Personne ne savait exactement pourquoi les gens avaient été transformés en bêtes, mais la meilleure hypothèse à disposition était qu'ils avaient utilisé la magie du sang pour simuler la capacité d'un loup-garou à se soigner pendant la pleine lune, et que la méthode qu'ils avaient du utiliser avait résulté en une forme de lycanthropie qui s'était transmise aux gens qui avaient été soignés par ça.
Au delà de ça, la fondation de l’Église du Remède et l'incroyable ascension de Yharnam étaient tous les deux raisonnablement bien documentés.
Quelques recherches supplémentaires avaient prouvé que leur peste auto-infligée avait été quelque chose qui s'était développé dans le temps, avec de plus en plus de citoyens étant infectés. La réponse de l'église face à cette peste fut cependant un choc pour les Conjureurs de Sorts qui l'avaient découvert.
L'église avait créé une division dans son clergé spécifiquement pour 'chasser les bêtes'. Dans les faits, des gens dont le seul travail était de chasser et de tuer ces infectés.
Malheureusement, la plupart des bêtes étant résistantes à la magie, les baguettes se révélèrent peu efficaces. Et ils rabattirent sur les haches, épées, lances et toute une variété d'armes spécialement modifiées.

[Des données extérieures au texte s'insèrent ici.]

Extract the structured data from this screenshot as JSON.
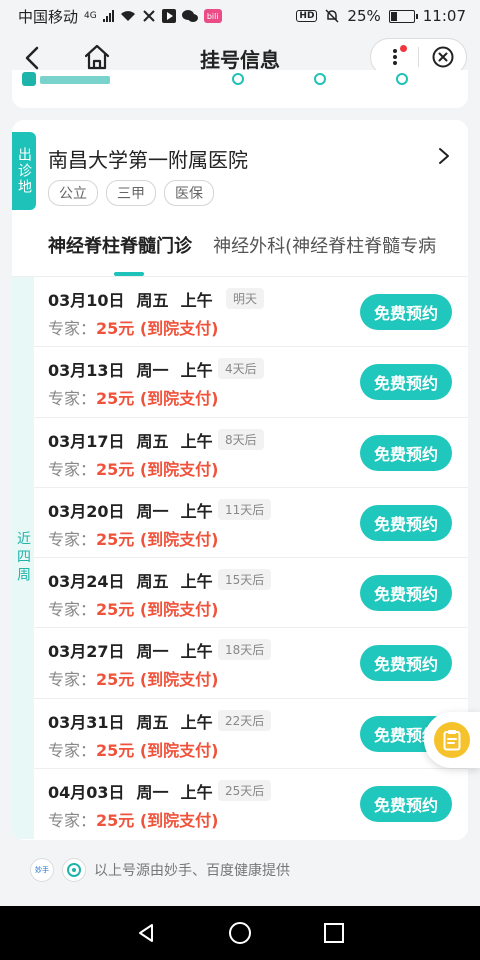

Ce qui amena à son tour à la découverte déplaisante que ces 'chasseurs' étaient souvent blessés pendant leur devoir et avaient donc toujours plus besoin de 'soin du sang', jusqu'à ce qu'ils se transforment en les bêtes qu'ils chassaient.
La meilleure hypothèse quant à la question de savoir pourquoi Yharnam avait été scellée quand elle l'avait été, était que les divisions non combattantes du clergé avaient commencé à se transformer et ça avait été le point de non retour. Bien que les détails exacts avaient été depuis longtemps détruits par le temps et la magie de feu désespérée que nombre de Conjureurs de Sorts avaient eu recours avant de mourir.
XXX
Note de traduction : Concernant les références à Bloodborne, elles ne sont là que parce que l'auteur avait besoin d'une ruine à faire explorer. Ça n'impactera pas votre expérience de lecture si vous ne connaissez pas le jeu.